Daniel Wetzel's Evros Walk Water, part of the Durub Al Tawaya series, was another highlight. The performance was enacted by its audience, who listened to instructions on headphones at different stations. Its backstory has three layers: Water Walk is a 1959 performance by American composer John Cage, in which he carried out a variety of nonsensical actions at mathematical intervals to show how music could be made from ordinary objects: ice cubes being put in a glass; a vase of water being poured over flowers in a bathtub; a lid being struck. The discovery of joy in everyday sounds is also behind Cage's most famous work, 4'33'', for which he sat in front of a piano and played nothing for four minutes and 33 seconds, letting the sounds of the outdoors and the people in the auditorium take centre stage instead.

For Evros Walk Water, Wetzel, one of the founders of German theatre company Rimini Protokoll, revived Cage's Water Walk in a minors' refugee house in Athens. He worked with a group of refugees from Iran, Afghanistan, Syria and elsewhere to re-enact Water Walk with the materials they had to hand: the bath tub that Cage pours water into, for example, became an inflatable dinghy. At Abu Dhabi Art, the work's third stage, visitors were instructed to perform the actions themselves.

While they listen to the instructions, they also hear stories from the children: one boy explained how he evaded prison in Afghanistan by letting his food go rancid, and then escaped from the hospital he was sent to. Another told the story of rowing in the dinghy across the River Evros that separates Greece from Turkey.

Enthusiasm and humour oozes through the boys’ retellings, despite what they have been through. At the end of the performance, the audience is asked to make as much noise as they want, however they wish.


On the commercial side, the fair was put in the shade a little by other momentous art happenings in the capital.

"I'm an architecture buff," says Sean Kelly, whose New York gallery that takes his name was exhibiting at Abu Dhabi Art for the second year. "And Louvre Abu Dhabi is one of the best buildings I've seen in the world. But it drew attention from the fair, and the fair suffered as a result."

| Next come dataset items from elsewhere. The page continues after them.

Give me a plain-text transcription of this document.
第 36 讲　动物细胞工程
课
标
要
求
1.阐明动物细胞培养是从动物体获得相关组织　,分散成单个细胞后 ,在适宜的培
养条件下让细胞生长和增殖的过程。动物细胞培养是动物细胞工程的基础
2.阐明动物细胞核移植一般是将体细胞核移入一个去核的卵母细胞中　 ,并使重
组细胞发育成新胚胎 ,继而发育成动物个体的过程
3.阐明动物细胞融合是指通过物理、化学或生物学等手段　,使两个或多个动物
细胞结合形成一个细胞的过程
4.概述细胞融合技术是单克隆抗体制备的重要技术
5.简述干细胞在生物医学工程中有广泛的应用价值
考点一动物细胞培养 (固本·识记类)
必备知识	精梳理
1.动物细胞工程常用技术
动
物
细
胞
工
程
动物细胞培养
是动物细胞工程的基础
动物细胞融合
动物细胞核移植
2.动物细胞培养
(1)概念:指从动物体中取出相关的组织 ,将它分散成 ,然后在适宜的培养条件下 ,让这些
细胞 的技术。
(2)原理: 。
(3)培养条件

The galleries who did well were mostly those with a local collecting base, such as Elmarsa, whose galleries are in Tunisia and Dubai, and the New York- and Dubai-based Leila Heller Gallery. The gallery's Alexander Heller said they broke US$1 million (Dh3.7m) in sales. "It was our best Abu Dhabi Art so far."

The kind of work on show at the fair has changed from previous years. Gone were five-star names such as Ai Wei Wei or Lawrence Weiner and large sculptures or installations oriented towards museum acquisition. Many galleries brought more attractively priced work in hopes of appealing to mid-level collectors. This is the collecting and art-appreciation base still being developed by Abu Dhabi Art, which has the role of being not just of an art fair, but also a means to introduce contemporary work to a new audience. And if the fancy strikes, to entice them to buy it.